131      Maintenant, que tout le monde dise un grand “AllĂ©luia!” [FrĂšre Branham et l’assemblĂ©e disent: “AllĂ©luia!”—N.D.É.]

                 Il vit, Il vit, JĂ©sus-Christ vit aujourd’hui!

                 Il marche avec moi, parle avec moi, tout au long du chemin Ă©troit de la vie.

                 Il vit, Il vit, pour donner le salut!

                 Vous me demandez comment je sais qu’Il vit? Il vit dans mon cƓur.

132      Chantons-le encore. Quand nous arriverons lĂ  oĂč on dit: “Il vit, Il vit”, levons les mains vers Lui, comme ceci. “Il vit. Il vit. Vous me demandez comment je sais qu’Il vit?

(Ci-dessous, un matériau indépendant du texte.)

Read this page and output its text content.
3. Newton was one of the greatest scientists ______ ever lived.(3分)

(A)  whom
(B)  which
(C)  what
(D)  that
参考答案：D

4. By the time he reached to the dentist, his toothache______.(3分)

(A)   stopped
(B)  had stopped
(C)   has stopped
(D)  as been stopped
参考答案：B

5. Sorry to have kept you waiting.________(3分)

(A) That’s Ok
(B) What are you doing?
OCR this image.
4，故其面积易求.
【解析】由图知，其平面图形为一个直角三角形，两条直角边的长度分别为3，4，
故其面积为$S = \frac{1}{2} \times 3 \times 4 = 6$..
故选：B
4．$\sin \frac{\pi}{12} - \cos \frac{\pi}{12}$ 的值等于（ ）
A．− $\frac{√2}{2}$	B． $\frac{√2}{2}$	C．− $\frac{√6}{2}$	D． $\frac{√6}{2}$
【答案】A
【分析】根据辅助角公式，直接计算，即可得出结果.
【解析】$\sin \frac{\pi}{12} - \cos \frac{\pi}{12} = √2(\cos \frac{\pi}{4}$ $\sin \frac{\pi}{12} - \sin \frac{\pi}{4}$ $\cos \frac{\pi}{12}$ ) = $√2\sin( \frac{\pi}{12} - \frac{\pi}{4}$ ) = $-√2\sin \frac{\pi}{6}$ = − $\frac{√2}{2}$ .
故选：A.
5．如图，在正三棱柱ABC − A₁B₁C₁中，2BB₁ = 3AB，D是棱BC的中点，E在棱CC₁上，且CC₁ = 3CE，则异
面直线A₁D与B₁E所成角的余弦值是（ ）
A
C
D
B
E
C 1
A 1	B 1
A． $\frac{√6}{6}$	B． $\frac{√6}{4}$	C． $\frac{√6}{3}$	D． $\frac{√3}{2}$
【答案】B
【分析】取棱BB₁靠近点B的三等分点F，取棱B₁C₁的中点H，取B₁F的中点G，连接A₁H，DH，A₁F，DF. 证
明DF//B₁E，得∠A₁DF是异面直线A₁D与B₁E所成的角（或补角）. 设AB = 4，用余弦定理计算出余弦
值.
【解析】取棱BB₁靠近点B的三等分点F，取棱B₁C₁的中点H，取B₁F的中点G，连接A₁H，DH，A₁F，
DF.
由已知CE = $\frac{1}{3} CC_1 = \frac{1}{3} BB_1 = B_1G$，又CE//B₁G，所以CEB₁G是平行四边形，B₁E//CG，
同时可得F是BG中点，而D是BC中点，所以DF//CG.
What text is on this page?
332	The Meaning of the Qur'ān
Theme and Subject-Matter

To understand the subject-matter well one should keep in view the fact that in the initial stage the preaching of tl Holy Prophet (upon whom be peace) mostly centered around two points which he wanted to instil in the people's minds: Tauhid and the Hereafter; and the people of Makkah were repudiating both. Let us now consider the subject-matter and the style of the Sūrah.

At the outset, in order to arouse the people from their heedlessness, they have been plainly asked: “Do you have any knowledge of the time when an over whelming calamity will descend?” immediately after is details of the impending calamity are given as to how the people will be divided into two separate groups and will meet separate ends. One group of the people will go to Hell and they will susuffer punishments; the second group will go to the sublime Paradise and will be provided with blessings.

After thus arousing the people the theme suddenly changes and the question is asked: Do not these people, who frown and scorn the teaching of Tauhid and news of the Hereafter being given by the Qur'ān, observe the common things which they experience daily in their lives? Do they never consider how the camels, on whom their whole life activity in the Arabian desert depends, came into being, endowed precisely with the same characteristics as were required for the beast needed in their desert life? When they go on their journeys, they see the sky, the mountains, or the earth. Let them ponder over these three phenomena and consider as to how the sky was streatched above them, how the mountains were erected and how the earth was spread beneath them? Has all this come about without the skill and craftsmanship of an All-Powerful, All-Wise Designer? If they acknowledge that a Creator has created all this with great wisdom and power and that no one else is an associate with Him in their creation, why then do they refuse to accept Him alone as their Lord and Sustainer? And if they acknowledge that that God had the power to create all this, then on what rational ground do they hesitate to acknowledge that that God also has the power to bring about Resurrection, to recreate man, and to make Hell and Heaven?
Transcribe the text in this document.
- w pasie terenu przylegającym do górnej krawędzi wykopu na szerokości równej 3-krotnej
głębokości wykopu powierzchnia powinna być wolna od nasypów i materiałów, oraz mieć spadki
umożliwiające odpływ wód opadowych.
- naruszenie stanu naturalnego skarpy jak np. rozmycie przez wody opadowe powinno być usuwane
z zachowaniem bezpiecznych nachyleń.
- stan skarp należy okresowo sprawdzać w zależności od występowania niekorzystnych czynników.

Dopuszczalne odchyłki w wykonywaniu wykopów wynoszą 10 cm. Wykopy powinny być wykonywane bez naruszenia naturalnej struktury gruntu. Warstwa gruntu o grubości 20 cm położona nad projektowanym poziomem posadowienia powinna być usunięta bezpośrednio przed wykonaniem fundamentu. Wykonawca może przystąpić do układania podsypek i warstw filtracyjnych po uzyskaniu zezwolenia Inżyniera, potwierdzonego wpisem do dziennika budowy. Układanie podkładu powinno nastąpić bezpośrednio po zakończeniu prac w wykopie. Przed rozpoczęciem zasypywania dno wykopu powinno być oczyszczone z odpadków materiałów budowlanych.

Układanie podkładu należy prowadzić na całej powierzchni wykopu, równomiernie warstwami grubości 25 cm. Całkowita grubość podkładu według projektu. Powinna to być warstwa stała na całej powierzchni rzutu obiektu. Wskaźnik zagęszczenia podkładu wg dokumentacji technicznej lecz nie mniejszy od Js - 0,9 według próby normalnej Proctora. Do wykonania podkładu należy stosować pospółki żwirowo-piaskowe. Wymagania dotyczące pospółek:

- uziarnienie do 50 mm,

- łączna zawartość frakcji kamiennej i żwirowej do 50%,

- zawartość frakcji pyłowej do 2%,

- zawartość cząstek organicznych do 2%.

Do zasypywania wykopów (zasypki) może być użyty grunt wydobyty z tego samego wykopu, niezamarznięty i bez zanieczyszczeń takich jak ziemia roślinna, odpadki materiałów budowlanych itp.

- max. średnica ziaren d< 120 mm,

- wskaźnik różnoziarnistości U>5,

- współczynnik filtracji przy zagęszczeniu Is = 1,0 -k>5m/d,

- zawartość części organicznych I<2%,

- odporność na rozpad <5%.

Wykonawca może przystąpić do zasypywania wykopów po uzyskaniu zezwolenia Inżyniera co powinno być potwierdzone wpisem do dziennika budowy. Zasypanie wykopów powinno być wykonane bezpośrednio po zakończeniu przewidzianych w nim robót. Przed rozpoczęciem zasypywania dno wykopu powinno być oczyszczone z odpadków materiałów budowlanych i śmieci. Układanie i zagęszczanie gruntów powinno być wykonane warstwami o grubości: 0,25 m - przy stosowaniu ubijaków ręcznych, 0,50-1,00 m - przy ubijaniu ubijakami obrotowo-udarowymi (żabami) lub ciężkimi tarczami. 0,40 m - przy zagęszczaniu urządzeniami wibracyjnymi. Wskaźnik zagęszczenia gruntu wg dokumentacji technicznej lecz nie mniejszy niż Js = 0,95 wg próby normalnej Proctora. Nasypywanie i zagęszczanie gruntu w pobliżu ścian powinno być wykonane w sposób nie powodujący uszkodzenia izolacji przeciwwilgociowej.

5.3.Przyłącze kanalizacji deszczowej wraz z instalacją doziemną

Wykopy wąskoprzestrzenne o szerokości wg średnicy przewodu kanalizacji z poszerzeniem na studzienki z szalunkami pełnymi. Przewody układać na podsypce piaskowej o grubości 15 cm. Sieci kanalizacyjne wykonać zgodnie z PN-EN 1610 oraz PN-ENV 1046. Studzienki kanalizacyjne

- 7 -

Il vit dans mon cƓur.” Tout le monde, lĂ .

                 Il vit, Il vit, JĂ©sus-Christ vit aujourd’hui!

                 Il marche avec moi, parle avec moi, tout au long du chemin Ă©troit de la vie.

                 [FrĂšre Branham parle Ă  quelqu’un.—N.D.É.] Vous me demandez comment je sais qu’Il vit?

                 (Bon, maintenant.) Il vit dans mon cƓur.

133      N’est-Il pas merveilleux? C’est maintenant le moment solennel et sacrĂ© oĂč nous allons nous sĂ©parer pour aller dĂ©jeuner dans nos maisons. Et revenir dans la joie.

134      Pendant que nous courbons la tĂȘte, je vais demander Ă  notre bien-aimĂ© FrĂšre Foulst du Canada, qui se trouve ici, s’il veut bien terminer par la priĂšre. FrĂšre Foulst, s’il vous plaĂźt.